6. Calvinism supports a heart for missions. The Bible teaches that Christ shed His blood for His chosen people, guaranteeing that they will be saved. Revelation 5:9 says, “By Your blood, You ransomed people for God from every tribe and language and people and nation, and You have made them a kingdom and priests to our God, and they shall reign on the earth.” Missions cannot fail because Christ’s blood guarantees its success.

Calvinist missionaries can say with Paul, “I endure everything for the sake of the elect, that they also may obtain the salvation that is in Christ Jesus with eternal glory” (2 Timothy 2:10). They go into a foreign city, knowing that God says, “I have many in this city who are My people” (Acts 18:10). The greatest motive of missions is that we can faithfully proclaim the gospel, knowing that God will save His chosen people.

7. Calvinism fosters deep humility. While some who profess Calvinism are proud of their new found understanding and are only looking to win theological debates, they have not really internalized what they claim to believe. Calvinism teaches that we are deeply sinful and can do nothing to save ourselves. If we trust in Jesus, then it is only because God has given us the gift of faith (Philippians 1:29). If we repent of our sins, it’s because God has given it to us (2 Timothy 2:25).

That means there is no room whatsoever for boasting. John 3:27 says, “A person cannot receive even one thing unless it is given him from heaven.” 1 Corinthians 4:7 says, “What do you have that you did not receive? If then you received it, why do you boast as if you did not receive it?” Therefore, those who truly believe Calvinistic doctrine will be deeply humble before the Lord and before their fellow human beings.

8. Calvinism undergirds our assurance of salvation. If salvation initially depends on our free will, then it would seem that it finally depends on our free will as well. In other words, if we are saved by our free will in the first place, then it would only make sense that we could freely choose to leave salvation.

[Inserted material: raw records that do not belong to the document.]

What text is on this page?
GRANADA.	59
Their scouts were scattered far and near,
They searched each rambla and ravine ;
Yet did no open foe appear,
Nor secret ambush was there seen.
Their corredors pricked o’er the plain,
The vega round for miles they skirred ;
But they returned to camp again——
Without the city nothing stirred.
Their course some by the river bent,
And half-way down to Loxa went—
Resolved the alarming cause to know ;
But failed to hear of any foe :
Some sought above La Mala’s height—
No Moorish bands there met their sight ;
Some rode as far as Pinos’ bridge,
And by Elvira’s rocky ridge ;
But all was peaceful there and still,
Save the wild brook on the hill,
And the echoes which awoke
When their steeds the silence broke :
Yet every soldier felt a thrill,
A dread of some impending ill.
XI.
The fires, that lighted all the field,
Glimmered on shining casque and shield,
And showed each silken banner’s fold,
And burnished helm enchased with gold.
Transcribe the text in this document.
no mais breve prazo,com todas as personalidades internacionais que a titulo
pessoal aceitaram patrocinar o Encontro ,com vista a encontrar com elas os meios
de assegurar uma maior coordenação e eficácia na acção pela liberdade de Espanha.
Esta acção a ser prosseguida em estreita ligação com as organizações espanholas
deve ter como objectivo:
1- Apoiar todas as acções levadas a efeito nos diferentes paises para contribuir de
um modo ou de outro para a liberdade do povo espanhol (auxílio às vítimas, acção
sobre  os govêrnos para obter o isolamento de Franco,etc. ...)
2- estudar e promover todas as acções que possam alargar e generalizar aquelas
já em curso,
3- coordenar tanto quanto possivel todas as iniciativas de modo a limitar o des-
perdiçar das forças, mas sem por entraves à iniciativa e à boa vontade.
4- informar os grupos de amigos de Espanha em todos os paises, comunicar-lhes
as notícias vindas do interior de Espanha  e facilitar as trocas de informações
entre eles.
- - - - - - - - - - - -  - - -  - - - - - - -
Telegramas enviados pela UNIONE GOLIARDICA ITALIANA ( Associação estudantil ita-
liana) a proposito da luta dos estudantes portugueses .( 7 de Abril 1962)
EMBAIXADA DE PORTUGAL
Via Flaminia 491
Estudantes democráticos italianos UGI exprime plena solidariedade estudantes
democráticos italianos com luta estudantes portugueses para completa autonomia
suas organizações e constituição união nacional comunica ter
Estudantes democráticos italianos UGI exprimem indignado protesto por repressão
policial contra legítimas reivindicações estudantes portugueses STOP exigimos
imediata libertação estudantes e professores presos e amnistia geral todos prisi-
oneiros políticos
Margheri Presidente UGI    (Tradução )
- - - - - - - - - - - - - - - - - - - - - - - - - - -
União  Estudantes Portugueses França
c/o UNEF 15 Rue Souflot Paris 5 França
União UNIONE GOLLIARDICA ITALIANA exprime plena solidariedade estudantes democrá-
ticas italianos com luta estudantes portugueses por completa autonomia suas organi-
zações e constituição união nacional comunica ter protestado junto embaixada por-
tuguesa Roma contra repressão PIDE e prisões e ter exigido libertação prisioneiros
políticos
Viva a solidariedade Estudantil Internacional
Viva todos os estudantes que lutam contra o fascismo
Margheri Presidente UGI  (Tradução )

But thanks be to God that is not the case! The Bible teaches that election is tied to the preservation of the saints. John 6:39 says, “And this is the will of him who sent me, that I should lose nothing of all that he has given me, but raise it up on the last day.” God gives His chosen people to the Son, and they are all preserved by His power for resurrection and life on the last day. Assurance of salvation is a great comfort to God’s people.

9. Calvinism leads us to worship. Non-Calvinistic theologies make salvation to depend, in the final analysis, on the free will of human beings. Conditional theologies, however, are not conducive to worship. Should we sing praises to God about our choices and our efforts? That is not worship.

The Bible teaches that God alone saves. And that’s why we worship Him. We fall on our faces with joy and gratitude that we did nothing at all for our salvation. God did everything. The Father chose us for salvation in eternity. The Son accomplished our salvation at the cross. And the Holy Spirit applies salvation to us by uniting us to Christ and keeping us forever. We were dying in our sins, but God graciously and freely gave us life. And that is why we worship Him and glorify Him.

Conclusion

Calvinism isn’t just a doctrine to be formally accepted and then used to win debates or to be put on a shelf to collect dust. Rather, Calvinism is rife with experiential and practical implications. We need to think deeply about God’s sovereign rule over all the universe and His electing love and then we ought to think and live accordingly in every aspect of our lives. May the Lord help us to live upon the doctrines of His great grace.